Hartt had a distinguished career in academia. From 1949 to 1960, he had taught at Washington University in St. Louis, where he helped build one of America’s finest university collections of 20th-century modernism; on his return to America, Hartt resumed his post at the University of Pennsylvania; and from 1967 to 1976 he was chairman of the art department of the University of Virginia. A renowned Michelangelo scholar, Hartt wrote 13 books, tapping them out on his legendary custom-built pink typewriter with its cream keys. These included Michelangelo: The Complete Sculpture (1969), Art, a History of Painting, Sculpture and Architecture (1976), and The Sistine Chapel (1991) which sold for $1,000 a copy.

A bookish-looking man with glasses and refined tastes, in 1987, nearing the end of his life, Hartt’s reputation suffered a blow. Unwittingly caught up in an elaborate fraudulent scheme, the professor authenticated a small, headless plaster statue as the model for Michelangelo’s David and presented his findings to the New York Academy of Sciences. After a London newspaper implied he had acted recklessly and dishonestly in making this claim, Hartt sued the paper for libel. Although he won, the judge awarded him reduced damages amounting to about $12,000 and found, whilst underlining that the integrity of his scholarship was not in question, Hartt had, nonetheless, acted in a “dishonourable” and “deceitful” way in accepting a commission on the sale of the statue after he had published a book about it.
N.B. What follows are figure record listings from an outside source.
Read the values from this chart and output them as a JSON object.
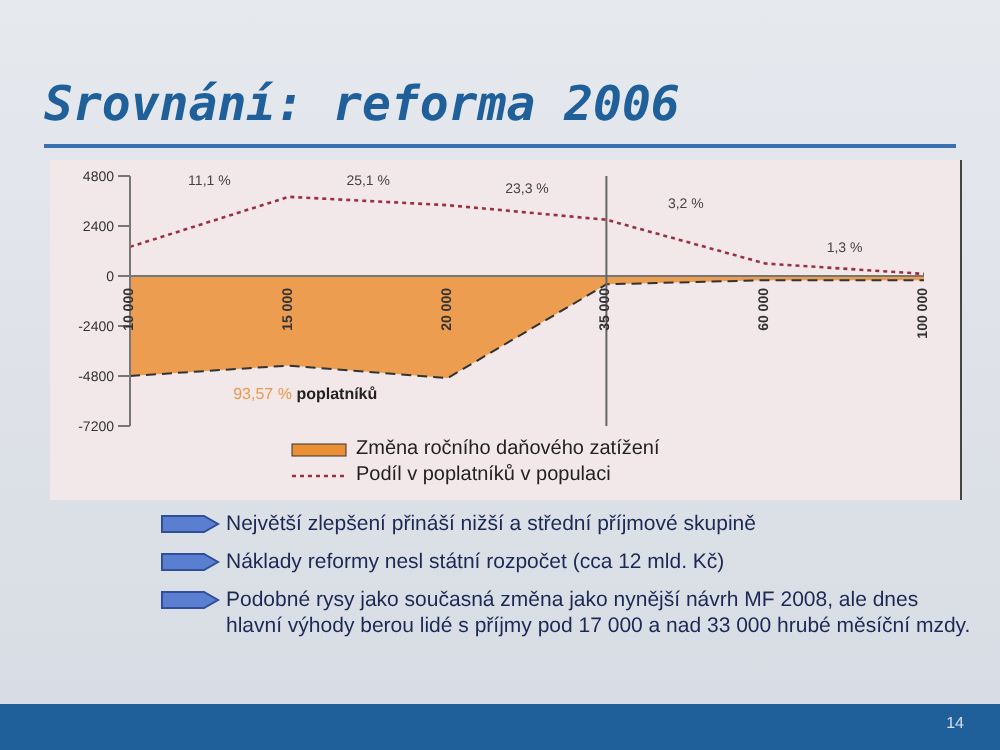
{
  "chart_data": {
    "type": "area",
    "title": "Srovnání: reforma 2006",
    "categories": [
      "10 000",
      "15 000",
      "20 000",
      "35 000",
      "60 000",
      "100 000"
    ],
    "series": [
      {
        "name": "Změna ročního daňového zatížení",
        "color": "#eb8f35",
        "values": [
          -4800,
          -4300,
          -4900,
          -400,
          -200,
          -200
        ]
      },
      {
        "name": "Podíl v poplatníků v populaci",
        "type": "line",
        "color": "#9b3040",
        "line_style": "dotted",
        "values": [
          1400,
          3800,
          3400,
          2700,
          600,
          100
        ]
      }
    ],
    "ylim": [
      -7200,
      4800
    ],
    "yticks": [
      4800,
      2400,
      0,
      -2400,
      -4800,
      -7200
    ],
    "ref_lines": [
      {
        "axis": "x",
        "value": "35 000",
        "color": "#666666"
      }
    ],
    "legend": "bottom",
    "grid": false,
    "annotations": [
      "11,1 %",
      "25,1 %",
      "23,3 %",
      "3,2 %",
      "1,3 %",
      "93,57 % poplatníků",
      "Největší zlepšení přináší nižší a střední příjmové skupině",
      "Náklady reformy nesl státní rozpočet (cca 12 mld. Kč)",
      "Podobné rysy jako současná změna jako nynější návrh MF 2008, ale dnes hlavní výhody berou lidé s příjmy pod 17 000 a nad 33 000 hrubé měsíční mzdy.",
      "14"
    ]
  }
}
On October 31, 1991, Frederick Hartt, aged 77, died in Washington D.C. of complications after triple bypass surgery. An honorary citizen of Florence, he had expressed a wish to be buried in the city he loved. Following a memorial service for him at the church of San Miniato al Monte on March 5, 1993, his ashes were laid to rest at the Porte Sante cemetery. On the anniversary of his death in 2015, the Tuscan American Association, in collaboration with the City of Florence, held a commemoration at his graveside.